Might as well just roll over then. But wait:
The fear is that Brussels will thwart UK plans to subsidise its way to competitive advantage in fledgling sectors of the economy. The vision, theorised by Dominic Cummings, is of a hyper-adaptable British state, crucible of a new industrial revolution in artificial intelligence, genomics and hi-tech wizardry yet to be invented.
The struggle, as ever for Graudinaistsas, is over 'the narrative':
There might be some mileage in blaming a blockade by beastly continentals, but that won’t erase memories of Johnson claiming a deal would be an “oven-ready” doddle. Failure to make the foreign oven work is still failure...
There are a few Celtic straws to clutch at:
Downing Street also worries that a disorderly Brexit will stoke Scottish nationalism in the run-up to Holyrood elections in May.
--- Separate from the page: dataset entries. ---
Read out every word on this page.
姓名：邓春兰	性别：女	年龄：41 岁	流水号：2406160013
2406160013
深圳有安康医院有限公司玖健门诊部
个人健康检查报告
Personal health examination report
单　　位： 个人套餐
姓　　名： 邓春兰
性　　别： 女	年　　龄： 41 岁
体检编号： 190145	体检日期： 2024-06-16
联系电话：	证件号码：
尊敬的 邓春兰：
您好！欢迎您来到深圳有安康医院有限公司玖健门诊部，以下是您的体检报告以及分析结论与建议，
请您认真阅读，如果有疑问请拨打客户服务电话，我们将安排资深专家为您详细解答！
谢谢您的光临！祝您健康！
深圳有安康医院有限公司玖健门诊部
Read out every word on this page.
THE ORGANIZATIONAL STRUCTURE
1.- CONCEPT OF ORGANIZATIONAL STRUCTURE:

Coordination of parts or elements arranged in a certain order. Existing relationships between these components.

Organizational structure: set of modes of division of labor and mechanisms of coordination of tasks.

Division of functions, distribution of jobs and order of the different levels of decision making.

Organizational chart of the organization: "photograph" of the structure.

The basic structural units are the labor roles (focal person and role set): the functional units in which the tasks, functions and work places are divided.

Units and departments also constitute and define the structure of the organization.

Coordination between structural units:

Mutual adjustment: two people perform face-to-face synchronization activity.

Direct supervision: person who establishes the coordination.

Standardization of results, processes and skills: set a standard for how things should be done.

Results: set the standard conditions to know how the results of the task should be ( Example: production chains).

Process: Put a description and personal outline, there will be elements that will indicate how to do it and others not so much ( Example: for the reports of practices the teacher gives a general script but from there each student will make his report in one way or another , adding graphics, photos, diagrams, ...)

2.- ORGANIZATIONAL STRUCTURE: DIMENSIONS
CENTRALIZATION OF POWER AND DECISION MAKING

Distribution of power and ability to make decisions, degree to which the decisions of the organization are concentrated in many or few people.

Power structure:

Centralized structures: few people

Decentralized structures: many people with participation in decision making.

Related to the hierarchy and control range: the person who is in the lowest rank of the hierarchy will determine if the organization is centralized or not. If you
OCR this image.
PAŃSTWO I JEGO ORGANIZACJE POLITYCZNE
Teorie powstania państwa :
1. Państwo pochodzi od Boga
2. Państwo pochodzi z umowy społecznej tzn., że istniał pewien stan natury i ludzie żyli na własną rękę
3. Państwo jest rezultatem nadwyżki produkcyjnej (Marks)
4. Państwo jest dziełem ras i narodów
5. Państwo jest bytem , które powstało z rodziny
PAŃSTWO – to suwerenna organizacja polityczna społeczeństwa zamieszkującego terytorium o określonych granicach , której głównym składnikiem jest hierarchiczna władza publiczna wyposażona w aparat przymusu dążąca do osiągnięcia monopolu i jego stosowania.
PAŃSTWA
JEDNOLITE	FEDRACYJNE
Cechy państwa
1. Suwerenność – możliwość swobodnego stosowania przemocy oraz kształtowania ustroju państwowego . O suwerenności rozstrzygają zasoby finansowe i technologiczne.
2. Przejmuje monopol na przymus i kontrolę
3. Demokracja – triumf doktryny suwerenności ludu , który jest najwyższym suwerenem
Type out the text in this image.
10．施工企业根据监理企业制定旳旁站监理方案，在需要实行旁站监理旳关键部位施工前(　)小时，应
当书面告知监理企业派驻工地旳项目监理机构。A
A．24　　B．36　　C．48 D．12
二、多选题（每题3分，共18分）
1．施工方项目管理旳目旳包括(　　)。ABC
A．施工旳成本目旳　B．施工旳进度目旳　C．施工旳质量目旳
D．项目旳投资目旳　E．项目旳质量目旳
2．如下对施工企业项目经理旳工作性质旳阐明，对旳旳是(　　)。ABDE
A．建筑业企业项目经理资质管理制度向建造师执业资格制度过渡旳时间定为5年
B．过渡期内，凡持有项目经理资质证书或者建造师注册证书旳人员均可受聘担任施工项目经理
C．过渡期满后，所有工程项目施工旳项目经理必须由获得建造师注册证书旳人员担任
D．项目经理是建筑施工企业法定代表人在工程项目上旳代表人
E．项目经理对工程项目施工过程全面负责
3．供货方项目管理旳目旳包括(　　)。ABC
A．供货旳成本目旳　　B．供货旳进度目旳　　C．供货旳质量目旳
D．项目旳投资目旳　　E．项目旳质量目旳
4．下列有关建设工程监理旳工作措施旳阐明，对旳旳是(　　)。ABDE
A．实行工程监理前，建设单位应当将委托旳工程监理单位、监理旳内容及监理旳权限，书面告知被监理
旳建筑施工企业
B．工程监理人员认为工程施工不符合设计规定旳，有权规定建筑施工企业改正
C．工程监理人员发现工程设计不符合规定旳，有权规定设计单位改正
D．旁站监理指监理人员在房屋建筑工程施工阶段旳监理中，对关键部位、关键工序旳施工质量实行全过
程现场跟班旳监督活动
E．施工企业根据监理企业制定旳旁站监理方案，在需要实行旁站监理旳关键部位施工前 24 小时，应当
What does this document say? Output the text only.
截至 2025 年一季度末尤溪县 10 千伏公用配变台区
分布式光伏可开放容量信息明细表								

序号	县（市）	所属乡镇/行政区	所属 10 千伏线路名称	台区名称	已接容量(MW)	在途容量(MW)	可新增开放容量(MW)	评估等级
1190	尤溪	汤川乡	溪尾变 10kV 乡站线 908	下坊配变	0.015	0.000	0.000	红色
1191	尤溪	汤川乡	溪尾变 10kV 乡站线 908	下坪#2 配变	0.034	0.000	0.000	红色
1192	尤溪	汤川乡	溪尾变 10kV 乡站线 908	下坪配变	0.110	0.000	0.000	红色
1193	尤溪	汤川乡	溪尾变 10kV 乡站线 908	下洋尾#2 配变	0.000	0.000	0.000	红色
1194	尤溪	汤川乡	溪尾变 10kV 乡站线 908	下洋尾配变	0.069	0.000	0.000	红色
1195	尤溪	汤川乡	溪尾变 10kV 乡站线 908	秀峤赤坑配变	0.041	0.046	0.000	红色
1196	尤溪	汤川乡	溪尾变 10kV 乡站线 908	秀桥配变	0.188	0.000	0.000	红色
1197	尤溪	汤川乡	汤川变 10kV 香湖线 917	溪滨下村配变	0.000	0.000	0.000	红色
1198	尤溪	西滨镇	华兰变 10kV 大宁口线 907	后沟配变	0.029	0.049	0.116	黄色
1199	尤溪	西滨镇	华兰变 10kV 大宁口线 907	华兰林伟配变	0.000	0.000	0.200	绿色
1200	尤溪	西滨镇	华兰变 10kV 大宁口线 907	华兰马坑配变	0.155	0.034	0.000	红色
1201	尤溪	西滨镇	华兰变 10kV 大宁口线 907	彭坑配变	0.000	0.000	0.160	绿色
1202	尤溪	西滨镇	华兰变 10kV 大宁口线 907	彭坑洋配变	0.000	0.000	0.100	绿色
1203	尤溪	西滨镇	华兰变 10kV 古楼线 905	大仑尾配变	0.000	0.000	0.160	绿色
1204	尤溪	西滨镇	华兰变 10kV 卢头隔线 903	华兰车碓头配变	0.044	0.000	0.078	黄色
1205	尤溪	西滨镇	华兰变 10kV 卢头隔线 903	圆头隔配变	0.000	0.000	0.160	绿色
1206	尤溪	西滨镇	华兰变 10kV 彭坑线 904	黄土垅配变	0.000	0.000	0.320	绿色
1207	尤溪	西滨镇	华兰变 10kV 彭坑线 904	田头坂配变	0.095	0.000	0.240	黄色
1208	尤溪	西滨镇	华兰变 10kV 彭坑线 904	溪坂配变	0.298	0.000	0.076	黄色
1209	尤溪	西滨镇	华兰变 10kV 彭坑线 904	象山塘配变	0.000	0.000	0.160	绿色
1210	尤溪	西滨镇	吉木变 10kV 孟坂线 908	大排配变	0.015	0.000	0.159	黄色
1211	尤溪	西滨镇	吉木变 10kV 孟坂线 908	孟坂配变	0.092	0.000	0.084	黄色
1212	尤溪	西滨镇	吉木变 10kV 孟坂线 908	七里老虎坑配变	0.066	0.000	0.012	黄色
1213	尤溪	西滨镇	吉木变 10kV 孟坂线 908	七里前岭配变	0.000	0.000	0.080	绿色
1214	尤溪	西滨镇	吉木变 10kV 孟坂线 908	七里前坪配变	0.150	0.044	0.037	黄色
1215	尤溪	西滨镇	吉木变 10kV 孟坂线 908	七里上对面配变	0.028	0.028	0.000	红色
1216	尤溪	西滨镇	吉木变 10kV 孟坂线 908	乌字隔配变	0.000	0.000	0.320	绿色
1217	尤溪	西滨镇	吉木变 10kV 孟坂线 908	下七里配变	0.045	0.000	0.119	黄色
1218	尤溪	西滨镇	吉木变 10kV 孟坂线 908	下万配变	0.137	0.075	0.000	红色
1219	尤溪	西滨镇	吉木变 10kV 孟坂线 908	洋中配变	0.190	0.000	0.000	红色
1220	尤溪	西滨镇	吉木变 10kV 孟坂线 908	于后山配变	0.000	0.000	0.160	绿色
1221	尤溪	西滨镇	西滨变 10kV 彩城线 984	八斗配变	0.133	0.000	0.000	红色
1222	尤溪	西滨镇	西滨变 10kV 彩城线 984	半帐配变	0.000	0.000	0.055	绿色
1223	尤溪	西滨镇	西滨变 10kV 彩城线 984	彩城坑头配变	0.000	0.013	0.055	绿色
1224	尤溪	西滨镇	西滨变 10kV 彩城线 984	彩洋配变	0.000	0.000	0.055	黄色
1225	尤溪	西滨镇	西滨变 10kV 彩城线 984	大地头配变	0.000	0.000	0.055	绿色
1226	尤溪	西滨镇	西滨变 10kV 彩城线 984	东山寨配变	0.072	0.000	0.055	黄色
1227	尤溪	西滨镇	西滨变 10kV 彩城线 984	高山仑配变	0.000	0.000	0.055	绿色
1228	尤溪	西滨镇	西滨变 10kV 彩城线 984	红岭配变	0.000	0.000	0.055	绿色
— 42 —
An orderly one wouldn’t much diminish the demand for independence
No words of hard-won wisdom for Scots sabre-rattlers here, no reminder of their weakness faced with a bigger market, no problems with Sturgeon's ego or her fantasised nationalist narrative.
Overall, though Behr worries it will even end well for Johnson, even at the expense of ambivalence about a deal. As a good journo, he wants to prepare the ground for a narrative even there. While keeping his options open, of course:
[A compromise deal would offer an] attractive path to a lazy man who cares above all about tomorrow’s headlines and the optics of success. That doesn’t guarantee there will be a deal. But if there isn’t one, it will be an accident of inattention, not the fruition of some cunning plan.